Confrontational attitudes towards illness were found to be significantly beneficial for both quality of life and anxiety. Meta-analysis of the sub-components of the MAC scale yielded highly significant, small effect sizes between all
components and both anxiety and depression; where better outcome was
associated with lower hopelessness/helplessness, lower anxious preoccupation, lower fatalistic appraisals, and increased levels of fighting spirit Incongruent findings were reported between MAC components and quality of life, but a small effect size (p<.001) was found in meta-analysis of the relationship between fatalism and quality of life.
Of all cognitions, locus of control appeared to be the most inconsistently correlated variable of all with equal evidence for and against significance; the net effect seems to be toward no influence on psychological outcome. However, the role of control may be more complex than apparent in this review: Carver et al, (2000) claim that control perse is not important in terms of correlation or prediction of psychosocial outcome, but that best outcome is dependent on high concordance between illness expectancies and control beliefs. Andrykowski etal.,
(1994) also makes similar claims of variable interaction; control has greatest effect when illness and treatment perceptions are most negative.
In multivariate analysis, only four studies reported a significant independent cognitive predictor of outcome; perceived social support was found to mediate the effects of health perception on quality of life, fatalism mediated between
hopelessness/helplessness and distress, and coping mediated between control and distress.
Whereas the predictive validity of personality seemed stable over time, the predictive validity and significance of association based on cognitive and
emotional factors seemed more changeable. Some of the strongest predictors of longitudinal adjustment identified in these studies are earlier levels of anxiety, depression and quality of life.
Although not specifically analysed in this review, a brief summary must be given for coping due its role in the transactional model. Direct associations between coping and both psychosocial predictors, and psychosocial outcomes, were inconsistently reported both in terms of which strategies were most
beneficial, at different time points of illness, and in terms of statistical significance.
Consistency was reported, however, in the mediating role of coping over numerous cognitions and appraisals (although cognitions also remain independently
significant predictors), and numerous personality variables typically at high levels of effect size and significance. As such, the findings are clearly concordant with the Transactional Model.

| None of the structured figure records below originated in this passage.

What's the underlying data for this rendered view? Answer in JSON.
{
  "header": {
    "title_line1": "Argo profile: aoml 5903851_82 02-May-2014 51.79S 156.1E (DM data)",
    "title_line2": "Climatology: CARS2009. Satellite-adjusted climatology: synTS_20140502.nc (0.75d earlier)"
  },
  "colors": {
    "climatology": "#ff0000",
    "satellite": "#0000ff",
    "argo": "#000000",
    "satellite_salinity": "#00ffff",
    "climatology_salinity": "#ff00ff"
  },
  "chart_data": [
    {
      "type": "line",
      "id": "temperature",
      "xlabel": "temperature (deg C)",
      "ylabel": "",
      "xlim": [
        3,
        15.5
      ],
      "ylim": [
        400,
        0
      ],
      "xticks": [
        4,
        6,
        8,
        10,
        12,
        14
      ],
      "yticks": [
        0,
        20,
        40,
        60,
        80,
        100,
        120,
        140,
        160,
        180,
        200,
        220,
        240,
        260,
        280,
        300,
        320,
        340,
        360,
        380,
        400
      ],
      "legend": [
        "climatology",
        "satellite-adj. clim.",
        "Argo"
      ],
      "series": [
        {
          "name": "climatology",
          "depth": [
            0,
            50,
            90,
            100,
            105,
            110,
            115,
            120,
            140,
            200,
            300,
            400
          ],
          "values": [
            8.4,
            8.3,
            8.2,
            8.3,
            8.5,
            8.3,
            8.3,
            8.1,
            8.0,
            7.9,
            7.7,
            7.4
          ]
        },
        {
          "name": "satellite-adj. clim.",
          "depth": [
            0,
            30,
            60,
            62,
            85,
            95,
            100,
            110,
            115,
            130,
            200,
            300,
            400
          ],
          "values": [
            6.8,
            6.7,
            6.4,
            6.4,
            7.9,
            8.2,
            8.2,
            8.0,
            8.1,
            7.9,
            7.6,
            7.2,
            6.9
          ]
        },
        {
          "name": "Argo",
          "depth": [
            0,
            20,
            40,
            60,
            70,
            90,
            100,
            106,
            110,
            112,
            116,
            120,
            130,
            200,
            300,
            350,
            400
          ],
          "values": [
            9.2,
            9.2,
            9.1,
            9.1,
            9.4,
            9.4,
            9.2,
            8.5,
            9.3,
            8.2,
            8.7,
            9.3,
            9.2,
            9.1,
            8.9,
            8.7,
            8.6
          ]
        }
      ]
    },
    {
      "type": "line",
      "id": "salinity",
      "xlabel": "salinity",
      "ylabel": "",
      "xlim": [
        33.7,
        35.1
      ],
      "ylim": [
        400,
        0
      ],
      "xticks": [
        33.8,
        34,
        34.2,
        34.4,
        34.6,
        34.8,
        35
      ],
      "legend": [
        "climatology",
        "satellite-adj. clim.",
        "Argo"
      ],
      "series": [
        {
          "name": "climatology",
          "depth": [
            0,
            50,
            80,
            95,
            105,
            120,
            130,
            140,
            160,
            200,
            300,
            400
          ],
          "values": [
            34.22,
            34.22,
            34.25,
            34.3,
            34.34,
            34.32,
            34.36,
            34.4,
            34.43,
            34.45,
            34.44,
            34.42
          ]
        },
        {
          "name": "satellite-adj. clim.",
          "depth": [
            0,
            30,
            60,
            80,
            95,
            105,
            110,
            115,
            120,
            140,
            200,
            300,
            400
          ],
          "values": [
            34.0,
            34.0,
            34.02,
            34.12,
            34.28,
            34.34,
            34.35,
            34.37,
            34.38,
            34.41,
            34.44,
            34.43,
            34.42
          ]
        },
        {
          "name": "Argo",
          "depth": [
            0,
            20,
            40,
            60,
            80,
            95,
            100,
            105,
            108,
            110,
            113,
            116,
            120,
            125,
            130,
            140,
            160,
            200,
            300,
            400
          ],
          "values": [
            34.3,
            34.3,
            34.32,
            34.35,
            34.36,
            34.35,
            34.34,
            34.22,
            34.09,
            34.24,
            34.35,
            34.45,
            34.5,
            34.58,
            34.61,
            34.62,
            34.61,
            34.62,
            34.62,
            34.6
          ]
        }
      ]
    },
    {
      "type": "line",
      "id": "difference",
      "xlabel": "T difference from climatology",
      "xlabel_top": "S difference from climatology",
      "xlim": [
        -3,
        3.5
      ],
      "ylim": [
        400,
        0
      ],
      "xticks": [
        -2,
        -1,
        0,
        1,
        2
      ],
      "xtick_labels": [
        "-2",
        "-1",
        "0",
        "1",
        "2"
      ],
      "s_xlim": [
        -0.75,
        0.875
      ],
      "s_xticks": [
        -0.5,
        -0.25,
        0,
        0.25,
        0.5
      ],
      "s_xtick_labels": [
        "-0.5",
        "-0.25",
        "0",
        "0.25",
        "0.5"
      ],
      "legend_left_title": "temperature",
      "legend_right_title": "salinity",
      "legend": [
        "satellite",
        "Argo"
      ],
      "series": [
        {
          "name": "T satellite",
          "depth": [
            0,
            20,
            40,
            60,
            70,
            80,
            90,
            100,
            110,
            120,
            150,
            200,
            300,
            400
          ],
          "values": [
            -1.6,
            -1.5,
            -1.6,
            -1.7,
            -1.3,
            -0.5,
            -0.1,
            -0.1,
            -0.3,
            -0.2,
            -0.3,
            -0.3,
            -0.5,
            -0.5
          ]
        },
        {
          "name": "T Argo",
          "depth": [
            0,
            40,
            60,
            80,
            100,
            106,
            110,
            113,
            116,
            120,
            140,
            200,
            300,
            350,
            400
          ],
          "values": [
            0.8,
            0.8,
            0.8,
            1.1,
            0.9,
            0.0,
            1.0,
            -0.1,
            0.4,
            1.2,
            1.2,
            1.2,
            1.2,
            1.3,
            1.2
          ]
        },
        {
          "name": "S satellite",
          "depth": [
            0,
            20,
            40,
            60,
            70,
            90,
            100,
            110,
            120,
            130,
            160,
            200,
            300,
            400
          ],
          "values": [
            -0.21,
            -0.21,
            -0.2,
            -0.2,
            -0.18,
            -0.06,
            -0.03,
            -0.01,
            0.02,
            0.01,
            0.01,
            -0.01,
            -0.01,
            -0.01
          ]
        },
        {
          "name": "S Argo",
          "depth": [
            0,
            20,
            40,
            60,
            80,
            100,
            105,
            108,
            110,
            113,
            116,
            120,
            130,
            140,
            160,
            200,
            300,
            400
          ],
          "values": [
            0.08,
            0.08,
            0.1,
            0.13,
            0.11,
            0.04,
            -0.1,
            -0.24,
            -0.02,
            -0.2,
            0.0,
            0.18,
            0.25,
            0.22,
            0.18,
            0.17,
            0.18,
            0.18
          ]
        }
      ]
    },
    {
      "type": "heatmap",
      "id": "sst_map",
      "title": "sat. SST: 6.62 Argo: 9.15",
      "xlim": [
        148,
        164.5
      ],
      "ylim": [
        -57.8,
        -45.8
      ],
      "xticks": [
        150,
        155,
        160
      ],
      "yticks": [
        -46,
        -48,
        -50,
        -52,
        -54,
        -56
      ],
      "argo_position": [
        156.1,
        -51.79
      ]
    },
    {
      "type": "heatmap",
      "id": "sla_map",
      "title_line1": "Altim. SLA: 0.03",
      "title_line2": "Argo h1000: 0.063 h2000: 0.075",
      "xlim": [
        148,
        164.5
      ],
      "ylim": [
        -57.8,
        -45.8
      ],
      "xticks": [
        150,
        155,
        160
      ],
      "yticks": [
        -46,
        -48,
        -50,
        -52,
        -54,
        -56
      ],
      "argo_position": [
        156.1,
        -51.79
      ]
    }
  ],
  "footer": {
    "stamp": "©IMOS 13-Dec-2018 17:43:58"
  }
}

A final point about longitudinal analysis. The methodological critique clearly stated that longitudinal designs are superior to cross-sectional designs and
approximately 50% of the included studies, did indeed, collect some follow up data. Yet, it will be obvious from this data synthesis that very few longitudinal analyses are presented or discussed; data was simply not sufficiently analysed to do so within the individual included papers. Longitudinal analysis was largely limited to multivariate tests which were not the main focus of this review.
Correlation analyses were largely limited to cross-sectional data only. The use of cross-lagged correlations may be beneficial in future research.